Teach teens to tame temper tantrums

Teaching teens to tame temper tantrums is neatly alliterative, but in real life it's easier said than done. As parents, we often (wrongly) think it's our job to keep our kids under control. We can only model good choices, establish boundaries and enforce consequences. The teen must learn to manage his emotions and behavior. Here's how parents can help teens deal with anger.

* Acknowledge anger. You don't have to like your teen's anger or agree with the reason for it, but you shouldn't stifle it.

* Explore healthy anger options. Anger can be frightening, but it's a natural emotion that needs expression. Repressed rage is hurtful emotionally and physically. We may not choose to feel anger, but we do choose to our response to it. When your teen explores and expresses anger safely, she's less likely to engage in unhealthy expressions of anger.

* Create "emergency preparedness plans." Teach teens to recognize triggers for hurtful anger. Help them identify anger management strategies. Together, choose a word that your teen can use to communicate impending anger storms.

* Teach the HALTS acronym. When we're hungry (H), angry (A), lonely (L), tired (T) or sick (S), we need to halt and take care of those needs. Snacks, naps, break time, a fun activity--these can ward off temper tantrums.

* Diffuse explosive anger. Show kids how to redirect away from anger-producing situations. Within reason, give them permission to go to their rooms if they need to.

* Lead by example. Model healthy anger management strategies for your teens. Let them see you work through frustrating situations positively. If you blow it, apologize and explain where you went wrong.

* Get active (especially outside). Teach teens to channel anger into productive avenues like work, exercise or sports. Physical activity dejuices explosive anger. When I am angry, I clean. It burns off negative energy that anger adrenaline produces. Fresh air, as long as it's not too hot, is great for neutralizing anger, too.

* Journal. Writing out feelings in a safe place helps kids explore emotions and problem-solve.

* Avoid digital gadgets. Texting, social networking, computer gaming-- digital interaction can distill negative emotion without providing a physical outlet.

* Teach responsibility. Don't make excuses for inappropriate anger behavior. Make your teen own her emotions and actions. Don't cushion logical consequences. If your teen's anger hurts others, help her make amends. If she damages property, she should pay for repairs. Experiencing c onsequences is uncomfortable, but it's the best way to learn to anger management.

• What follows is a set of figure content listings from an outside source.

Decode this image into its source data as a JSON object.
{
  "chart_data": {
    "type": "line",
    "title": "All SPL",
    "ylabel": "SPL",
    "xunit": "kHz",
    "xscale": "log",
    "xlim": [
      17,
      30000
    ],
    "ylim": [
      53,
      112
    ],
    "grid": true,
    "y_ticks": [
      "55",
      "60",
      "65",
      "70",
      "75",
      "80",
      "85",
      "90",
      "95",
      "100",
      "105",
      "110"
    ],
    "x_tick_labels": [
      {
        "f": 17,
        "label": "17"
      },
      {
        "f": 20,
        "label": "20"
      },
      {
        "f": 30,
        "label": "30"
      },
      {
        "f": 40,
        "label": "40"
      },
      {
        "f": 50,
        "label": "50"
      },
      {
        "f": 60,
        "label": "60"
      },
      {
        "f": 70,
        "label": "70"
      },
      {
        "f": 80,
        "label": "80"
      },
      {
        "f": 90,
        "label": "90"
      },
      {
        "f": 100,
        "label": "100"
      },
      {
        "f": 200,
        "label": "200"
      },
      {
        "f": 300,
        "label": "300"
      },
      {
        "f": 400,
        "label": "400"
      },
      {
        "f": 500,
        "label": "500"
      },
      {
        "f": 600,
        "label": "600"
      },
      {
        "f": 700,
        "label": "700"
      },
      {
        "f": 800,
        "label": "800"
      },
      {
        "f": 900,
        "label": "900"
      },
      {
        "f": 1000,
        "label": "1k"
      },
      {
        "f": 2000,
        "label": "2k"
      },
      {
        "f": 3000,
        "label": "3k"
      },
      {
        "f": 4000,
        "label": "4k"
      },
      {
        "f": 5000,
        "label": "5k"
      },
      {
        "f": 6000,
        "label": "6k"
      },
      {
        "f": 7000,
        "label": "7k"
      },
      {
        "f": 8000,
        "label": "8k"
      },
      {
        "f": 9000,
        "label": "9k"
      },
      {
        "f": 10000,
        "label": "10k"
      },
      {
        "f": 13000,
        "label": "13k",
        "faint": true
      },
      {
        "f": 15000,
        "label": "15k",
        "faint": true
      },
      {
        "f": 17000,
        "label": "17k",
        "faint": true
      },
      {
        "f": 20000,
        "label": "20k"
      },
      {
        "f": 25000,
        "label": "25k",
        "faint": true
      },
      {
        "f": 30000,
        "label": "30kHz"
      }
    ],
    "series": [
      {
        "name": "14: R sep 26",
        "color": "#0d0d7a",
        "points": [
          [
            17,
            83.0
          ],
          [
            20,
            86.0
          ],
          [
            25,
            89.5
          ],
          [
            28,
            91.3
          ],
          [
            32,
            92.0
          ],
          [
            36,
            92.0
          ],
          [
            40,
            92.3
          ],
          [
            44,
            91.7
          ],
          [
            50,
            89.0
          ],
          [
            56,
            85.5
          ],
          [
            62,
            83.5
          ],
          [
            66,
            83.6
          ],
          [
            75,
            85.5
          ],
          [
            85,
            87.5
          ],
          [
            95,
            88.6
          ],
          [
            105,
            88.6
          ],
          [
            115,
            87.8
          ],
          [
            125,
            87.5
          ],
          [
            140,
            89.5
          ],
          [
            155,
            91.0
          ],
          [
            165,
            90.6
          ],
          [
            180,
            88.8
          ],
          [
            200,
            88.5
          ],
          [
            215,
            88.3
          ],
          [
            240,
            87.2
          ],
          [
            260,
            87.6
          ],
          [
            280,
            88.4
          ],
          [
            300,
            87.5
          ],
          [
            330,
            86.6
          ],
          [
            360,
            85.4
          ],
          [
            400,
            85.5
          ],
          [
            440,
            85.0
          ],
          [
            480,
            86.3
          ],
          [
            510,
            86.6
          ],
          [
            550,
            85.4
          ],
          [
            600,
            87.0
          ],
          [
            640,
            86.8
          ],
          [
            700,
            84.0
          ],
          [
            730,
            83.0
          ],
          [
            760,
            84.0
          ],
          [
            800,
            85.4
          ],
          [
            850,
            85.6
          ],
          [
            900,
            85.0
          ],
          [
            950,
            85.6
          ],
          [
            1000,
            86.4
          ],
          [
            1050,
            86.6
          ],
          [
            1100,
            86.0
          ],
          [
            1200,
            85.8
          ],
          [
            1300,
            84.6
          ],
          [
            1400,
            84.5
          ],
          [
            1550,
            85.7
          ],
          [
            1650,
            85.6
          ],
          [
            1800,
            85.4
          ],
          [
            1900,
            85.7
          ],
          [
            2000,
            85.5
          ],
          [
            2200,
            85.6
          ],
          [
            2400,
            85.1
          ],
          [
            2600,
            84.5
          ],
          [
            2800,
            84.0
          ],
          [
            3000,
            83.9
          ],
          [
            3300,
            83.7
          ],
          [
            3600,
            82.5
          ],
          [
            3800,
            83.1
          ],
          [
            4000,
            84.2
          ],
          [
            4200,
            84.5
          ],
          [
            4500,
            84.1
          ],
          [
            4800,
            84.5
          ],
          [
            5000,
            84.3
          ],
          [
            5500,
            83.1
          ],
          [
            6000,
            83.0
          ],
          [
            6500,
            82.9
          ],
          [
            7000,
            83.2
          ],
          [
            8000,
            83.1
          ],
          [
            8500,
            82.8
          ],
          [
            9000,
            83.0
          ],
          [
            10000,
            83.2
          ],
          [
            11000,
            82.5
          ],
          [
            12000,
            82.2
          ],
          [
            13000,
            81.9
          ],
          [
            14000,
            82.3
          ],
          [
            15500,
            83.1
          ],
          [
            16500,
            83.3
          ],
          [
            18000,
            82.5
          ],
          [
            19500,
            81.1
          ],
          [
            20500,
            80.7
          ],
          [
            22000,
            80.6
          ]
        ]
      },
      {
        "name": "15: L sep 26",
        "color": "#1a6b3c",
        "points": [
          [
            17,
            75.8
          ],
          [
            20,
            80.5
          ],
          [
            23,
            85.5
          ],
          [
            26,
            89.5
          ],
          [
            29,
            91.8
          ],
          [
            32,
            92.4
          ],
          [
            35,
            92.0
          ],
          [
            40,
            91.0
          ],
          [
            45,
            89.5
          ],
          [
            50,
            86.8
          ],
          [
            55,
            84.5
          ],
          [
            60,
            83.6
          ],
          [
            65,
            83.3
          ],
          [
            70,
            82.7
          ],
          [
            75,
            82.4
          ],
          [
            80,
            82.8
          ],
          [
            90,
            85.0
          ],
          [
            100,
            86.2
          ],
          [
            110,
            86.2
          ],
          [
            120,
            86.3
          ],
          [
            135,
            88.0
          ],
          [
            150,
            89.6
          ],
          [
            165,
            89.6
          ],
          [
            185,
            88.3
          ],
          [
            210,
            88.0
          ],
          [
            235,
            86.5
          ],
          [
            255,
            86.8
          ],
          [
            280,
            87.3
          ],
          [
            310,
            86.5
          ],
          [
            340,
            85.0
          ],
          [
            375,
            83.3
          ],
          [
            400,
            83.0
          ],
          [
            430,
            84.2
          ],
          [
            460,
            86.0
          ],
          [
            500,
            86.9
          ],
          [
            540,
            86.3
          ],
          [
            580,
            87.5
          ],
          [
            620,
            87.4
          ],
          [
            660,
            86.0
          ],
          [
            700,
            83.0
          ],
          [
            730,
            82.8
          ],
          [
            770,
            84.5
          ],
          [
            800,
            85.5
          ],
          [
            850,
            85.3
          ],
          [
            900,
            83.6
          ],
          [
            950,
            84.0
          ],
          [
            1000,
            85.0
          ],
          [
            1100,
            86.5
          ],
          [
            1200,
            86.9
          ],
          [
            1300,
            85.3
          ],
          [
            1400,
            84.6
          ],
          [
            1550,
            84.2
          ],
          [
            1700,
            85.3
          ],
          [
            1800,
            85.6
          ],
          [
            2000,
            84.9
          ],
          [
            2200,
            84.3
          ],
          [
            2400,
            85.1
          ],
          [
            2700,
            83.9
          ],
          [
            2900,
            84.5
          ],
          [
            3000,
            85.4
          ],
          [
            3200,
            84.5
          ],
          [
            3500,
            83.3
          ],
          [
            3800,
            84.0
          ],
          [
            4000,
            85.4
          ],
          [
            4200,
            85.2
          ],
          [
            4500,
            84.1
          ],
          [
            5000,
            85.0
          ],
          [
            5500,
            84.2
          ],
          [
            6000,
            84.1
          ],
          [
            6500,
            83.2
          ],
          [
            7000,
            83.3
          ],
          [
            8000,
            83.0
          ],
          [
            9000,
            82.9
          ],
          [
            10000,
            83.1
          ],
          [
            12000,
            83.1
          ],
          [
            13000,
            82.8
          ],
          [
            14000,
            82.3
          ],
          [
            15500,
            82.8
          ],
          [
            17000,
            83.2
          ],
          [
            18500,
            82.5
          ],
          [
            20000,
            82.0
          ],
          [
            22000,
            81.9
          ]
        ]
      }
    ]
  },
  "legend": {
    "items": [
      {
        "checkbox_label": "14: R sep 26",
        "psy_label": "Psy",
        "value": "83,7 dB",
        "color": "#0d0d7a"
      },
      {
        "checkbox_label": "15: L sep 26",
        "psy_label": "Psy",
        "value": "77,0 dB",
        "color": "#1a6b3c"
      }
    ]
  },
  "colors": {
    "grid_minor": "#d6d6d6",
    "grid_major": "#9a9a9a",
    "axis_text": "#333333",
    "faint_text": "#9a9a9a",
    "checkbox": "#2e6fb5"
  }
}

* Don't let anger become a weapon. Anger is a powerful emotion especially for young people still learning to navigate feelings. Don't let teens use anger to avoid responsibility or control others. If your teen's anger seems excessive, see a family counselor. Daily Strength.org is a good online support community for many issues, too. Here's their anger management page.

Using these tips, teens can learn to manage their all their anger proactively.